Lifestyle

Running: Shoes that feel like bare feet

The shoeless movement is opening up a hot new market — and Nike is already there.

For decades, the big running-shoe companies have marketed their products as essential performance tools. From the dual-density foam pioneered by Asics in the 1980s, to the pressured air pockets of the Nike Air Max in 1987, to the recent microchip-assisted Adidas 1, cutting-edge technology was held up as the key to becoming a better athlete.

But lately, some researchers and professional runners have begun to challenge that wisdom. They say today’s high-tech shoes actually hinder mankind’s natural ability to run by interfering with the ultimate running machine: the human foot. This has led to a strange twist in the arms race to build the perfect running shoe. Rather than competing to add as many high-tech support mechanisms as possible, some manufacturers are looking at scaling down to create a new type of shoe that lacks any kind of support at all.

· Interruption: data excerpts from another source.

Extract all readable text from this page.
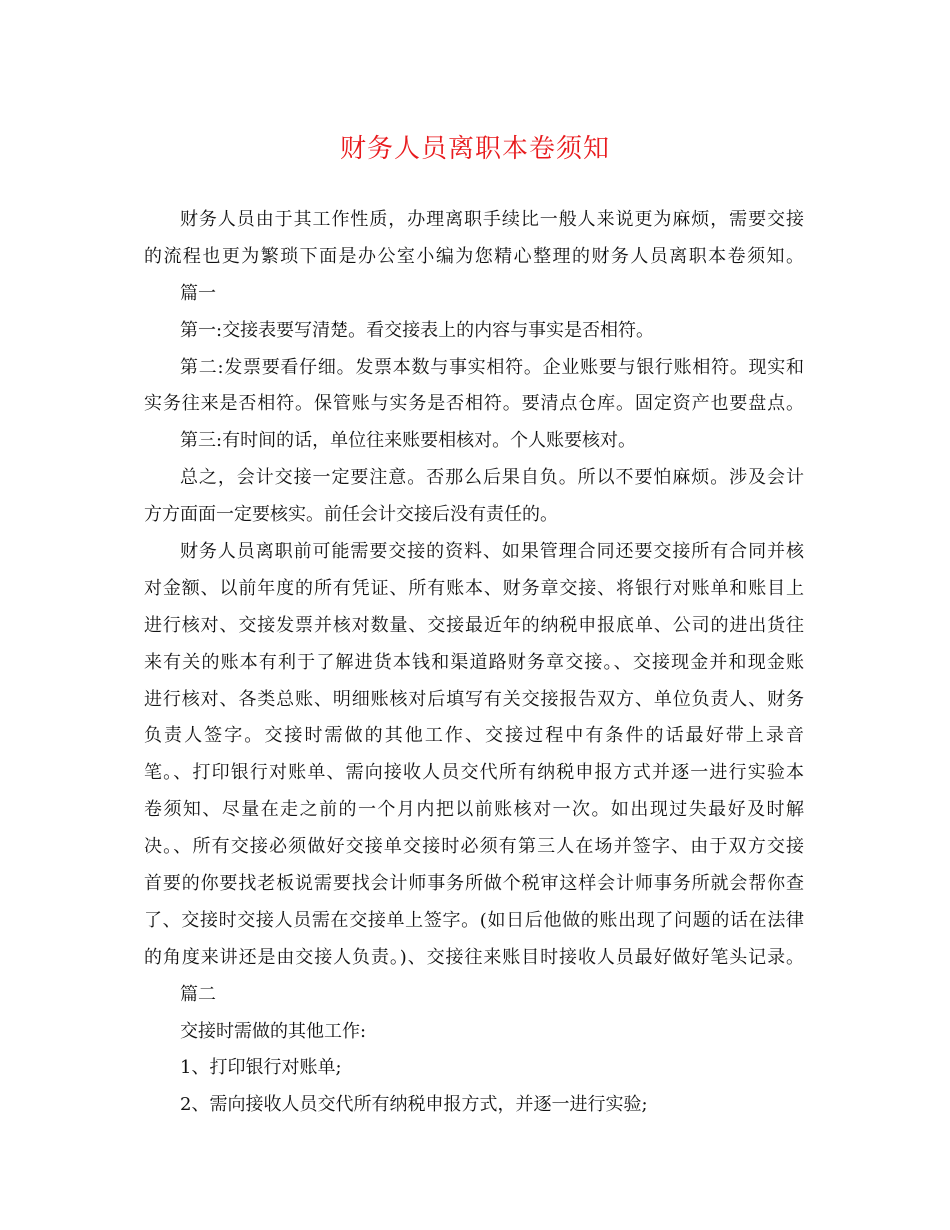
财务人员离职本卷须知
财务人员由于其工作性质，办理离职手续比一般人来说更为麻烦，需要交接
的流程也更为繁琐下面是办公室小编为您精心整理的财务人员离职本卷须知。
篇一
第一:交接表要写清楚。看交接表上的内容与事实是否相符。
第二:发票要看仔细。发票本数与事实相符。企业账要与银行账相符。现实和
实务往来是否相符。保管账与实务是否相符。要清点仓库。固定资产也要盘点。
第三:有时间的话，单位往来账要相核对。个人账要核对。
总之，会计交接一定要注意。否那么后果自负。所以不要怕麻烦。涉及会计
方方面面一定要核实。前任会计交接后没有责任的。
财务人员离职前可能需要交接的资料、如果管理合同还要交接所有合同并核
对金额、以前年度的所有凭证、所有账本、财务章交接、将银行对账单和账目上
进行核对、交接发票并核对数量、交接最近年的纳税申报底单、公司的进出货往
来有关的账本有利于了解进货本钱和渠道路财务章交接。、交接现金并和现金账
进行核对、各类总账、明细账核对后填写有关交接报告双方、单位负责人、财务
负责人签字。交接时需做的其他工作、交接过程中有条件的话最好带上录音
笔。、打印银行对账单、需向接收人员交代所有纳税申报方式并逐一进行实验本
卷须知、尽量在走之前的一个月内把以前账核对一次。如出现过失最好及时解
决。、所有交接必须做好交接单交接时必须有第三人在场并签字、由于双方交接
首要的你要找老板说需要找会计师事务所做个税审这样会计师事务所就会帮你查
了、交接时交接人员需在交接单上签字。(如日后他做的账出现了问题的话在法律
的角度来讲还是由交接人负责。)、交接往来账目时接收人员最好做好笔头记录。
篇二
交接时需做的其他工作:
1、打印银行对账单;
2、需向接收人员交代所有纳税申报方式，并逐一进行实验;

The seeds of the minimalist shoe movement were first planted back in 1960, when Abele Bikila, an athlete from Ethiopia, won the Olympic men’s marathon while wearing no shoes. South African runner Zola Budd added to the intrigue in 1984, when she set a new world record for the women’s 5,000 metre race in her bare feet. In the late 1990s, marathon runner Ken Bob Saxton (“Barefoot Ken Bob”) began evangelizing about the benefits of barefoot running, claiming that running shoes have “imprisoned our feet, weakening them through lack of use.”

Just this year, the idea of barefoot running broke further into the mainstream when journalist Christopher McDougall released a high-profile new book, Born To Run. In it, he describes Mexico’s Tarahumara Indians, who effortlessly run the distance of multiple marathons in a simple sandal with a leather or rubber sole for protection. More damaging to the shoe companies, he cites multiple research studies, such as a 2008 paper in the British Journal of Sports Medicine, that claim there has yet to be an evidence-based study showing running shoes decrease the chance of injury. McDougall concludes that “running shoes may be the most destructive force to ever hit the human foot.”

To cash in on the growing movement, a host of upstart companies, such as Vibram, Feelmax and Terra Plana, have launched strange new footwear designed to simulate the effect of barefoot running. Some of the models, such as Vibram’s FiveFingers shoe (available at Mountain Equipment Co-op for $80 in Canada), look like a bizarre cross between a five-fingered glove and a sandal. Other models feature very thin flexible soles.

At first glance, one might conclude that the barefoot movement poses a threat to the shoe giants, but so far the opposite seems to be true. Nike is actually a bit of a pioneer in the field, having launched one of the first minimalist shoes back in 2005 when it released the Nike Free. Resembling a sock with laces and a deeply notched rubber sole, the Free was launched after Nike discovered that a respected track coach at Stanford University was using barefoot running as part of his training regime.

The Free was designed to offer what E. C. Frederick, a former director of the Nike Research Lab, calls “controlled instability.” Now a consultant to the footwear industry, Frederick says the major shoe manufacturers are treating this as a new area for technology and have already filed numerous patents to exploit it. “Nike is way out on the lead on this,” he says.

In fact, rather than infringing on the existing market, the barefoot movement may turn out to be a gift. Nike, for instance, is positioning the Free as a training shoe that real athletes need in addition to the performance shoes they wear on the track. And rather than offering these basic shoes at a basic price, shoe companies may use controlled instability as a means to charge a premium. The Free costs about $125, and Frederick points out that Masai, a high-end Swiss manufacturer of shoes with a curved sole, retails its “anti-shoes” for up to $200 a pair in the U.S.

The minimalist shoe market is still small — Matt Powell, a footwear analyst at SportsOneSource in Charlotte, N.C., doubts barefoot running will take even 1% away from the conventional market — but it’s a fast-growing niche. Sales of the Nike Free have increased at double-digit rates over the past few years, and Vibram’s sales alone are projected to reach $10 million this year in the U.S.

As long as new entrants in the field stick to calling their shoes Free, but keeping the price points high, the industry has nothing to fear.